A fellow passenger with Mr. Dickens, in the Britannia steam-ship, across the Atlantic, inquired of the author the origin of his signature "Boz." Mr. Dickens replied that he had a little brother who resembled so much the Moses in the Vicar of Wakefield, that he used to call him Moses also; but a younger girl, who could not then articulate plainly, was in the habit of calling him Bozie or Boz. This simple circumstance made him assume that name in the first article he risked before the public, and as the first effort was approved of he continued the name.


Thomson and Quin

Thomson the poet, when he first came to London, was in very narrow circumstances, and was many times put to shifts even for a dinner. Upon the publication of his Seasons one of his creditors arrested him, thinking that a proper opportunity to get his money. The report of this misfortune reached the ears of Quin, who had read the Seasons, but never seen their author; and he was told that Thompson was in a spunging-house in Holborn. Thither Quin went, and being admitted into his chamber, "Sir," said he, "you don't know me, but my name is Quin." Thomson said, "That, though he could not boast of the honour of a personal acquaintance, he was no stranger either to his name or his merit;" and invited him to sit down. Quin then told him he was come to sup with him, and that he had already ordered the cook to provide supper, which he hoped he would excuse. When supper was over, and the glass had gone briskly about, Mr.
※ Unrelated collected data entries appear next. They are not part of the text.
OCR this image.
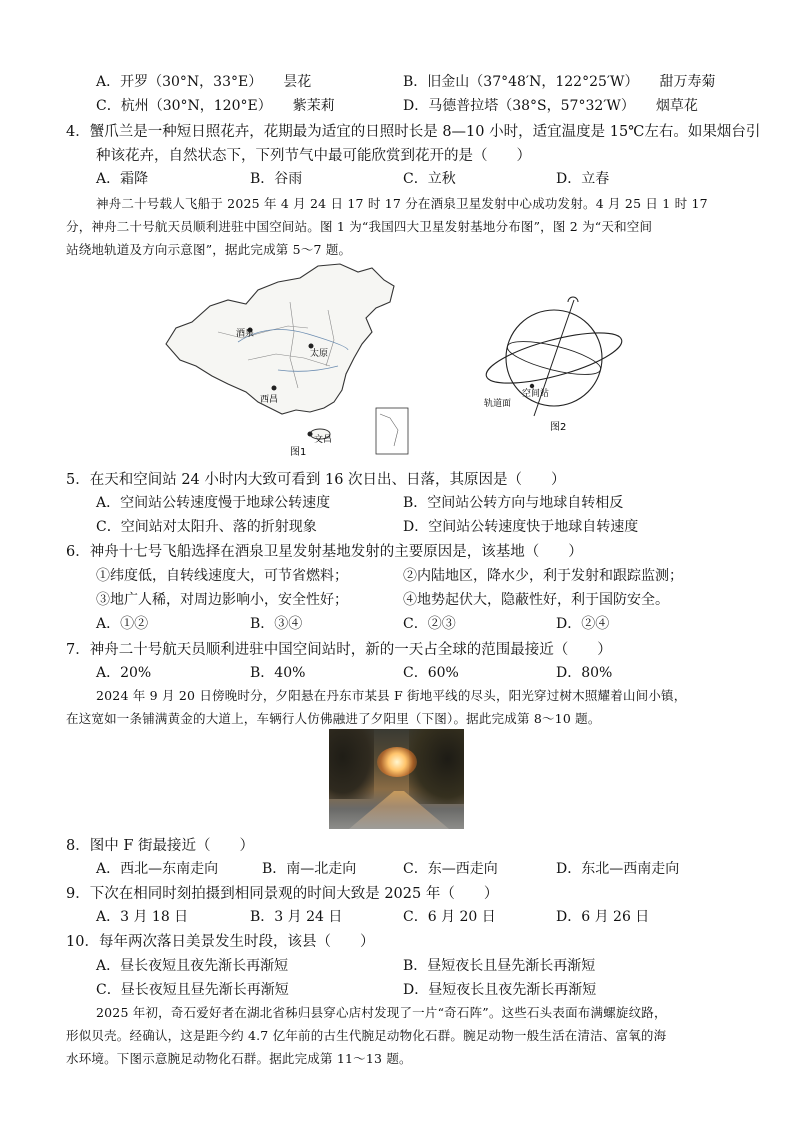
A．开罗（30°N，33°E）　　昙花	B．旧金山（37°48′N，122°25′W）　　甜万寿菊
C．杭州（30°N，120°E）　　紫茉莉	D．马德普拉塔（38°S，57°32′W）　　烟草花
4．蟹爪兰是一种短日照花卉，花期最为适宜的日照时长是 8—10 小时，适宜温度是 15℃左右。如果烟台引
种该花卉，自然状态下，下列节气中最可能欣赏到花开的是（　　）
A．霜降	B．谷雨	C．立秋	D．立春
神舟二十号载人飞船于 2025 年 4 月 24 日 17 时 17 分在酒泉卫星发射中心成功发射。4 月 25 日 1 时 17
分，神舟二十号航天员顺利进驻中国空间站。图 1 为“我国四大卫星发射基地分布图”，图 2 为“天和空间
站绕地轨道及方向示意图”，据此完成第 5～7 题。
酒泉
太原
西昌
文昌
图1
空间站
轨道面
图2
5．在天和空间站 24 小时内大致可看到 16 次日出、日落，其原因是（　　）
A．空间站公转速度慢于地球公转速度	B．空间站公转方向与地球自转相反
C．空间站对太阳升、落的折射现象	D．空间站公转速度快于地球自转速度
6．神舟十七号飞船选择在酒泉卫星发射基地发射的主要原因是，该基地（　　）
①纬度低，自转线速度大，可节省燃料；	②内陆地区，降水少，利于发射和跟踪监测；
③地广人稀，对周边影响小，安全性好；	④地势起伏大，隐蔽性好，利于国防安全。
A．①②	B．③④	C．②③	D．②④
7．神舟二十号航天员顺利进驻中国空间站时，新的一天占全球的范围最接近（　　）
A．20%	B．40%	C．60%	D．80%
2024 年 9 月 20 日傍晚时分，夕阳悬在丹东市某县 F 街地平线的尽头，阳光穿过树木照耀着山间小镇，
在这宽如一条铺满黄金的大道上，车辆行人仿佛融进了夕阳里（下图）。据此完成第 8～10 题。
8．图中 F 街最接近（　　）
A．西北—东南走向	B．南—北走向	C．东—西走向	D．东北—西南走向
9．下次在相同时刻拍摄到相同景观的时间大致是 2025 年（　　）
A．3 月 18 日	B．3 月 24 日	C．6 月 20 日	D．6 月 26 日
10．每年两次落日美景发生时段，该县（　　）
A．昼长夜短且夜先渐长再渐短	B．昼短夜长且昼先渐长再渐短
C．昼长夜短且昼先渐长再渐短	D．昼短夜长且夜先渐长再渐短
2025 年初，奇石爱好者在湖北省秭归县穿心店村发现了一片“奇石阵”。这些石头表面布满螺旋纹路，
形似贝壳。经确认，这是距今约 4.7 亿年前的古生代腕足动物化石群。腕足动物一般生活在清洁、富氧的海
水环境。下图示意腕足动物化石群。据此完成第 11～13 题。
Quin told him, "It was now time to enter upon business." Thomson declared he was ready to serve him as far as his capacity would reach, in anything he should command, (thinking he was come about some affair relating to the drama). "Sir," says Quin, "you mistake me. I am in your debt. I owe you a hundred pounds, and I am come to pay you." Thomson, with a disconsolate air, replied, that, as he was a gentleman whom he had never offended, he wondered he should seek an opportunity to jest with his misfortunes. "No," said Quin, raising his voice, "I say I owe you a hundred pounds, and there it is," (laying a bank note of that value before him). Thomson, astonished, begged he would explain himself. "Why," says Quin, "I'll tell you; soon after I had read your Seasons, I took it into my head, that as I had something to leave behind me when I died, I would make my will; and among the rest of my legatees I set down the author of the Seasons for a hundred pounds; and, this day hearing that you were in this house, I thought I might as well have the pleasure of paying the money myself, as order my executors to pay it, when, perhaps, you might have less need of it; and this, Mr. Thomson, is my business." Of course Thomson left the house in company with his benefactor.


Denon and De Foe

M. de Talleyrand, having one day invited M. Denon, the celebrated traveller, to dine with him, told his wife to read the work of his guest, which she would find in the library, in order that she might be the better able to converse with him. Madame Talleyrand, unluckily, got hold, by mistake, of the "Adventures of Robinson Crusoe," by De Foe, which she ran over in great haste; and, at dinner, she began to question Denon about his shipwreck, his island, &c., and, finally, about his man Friday!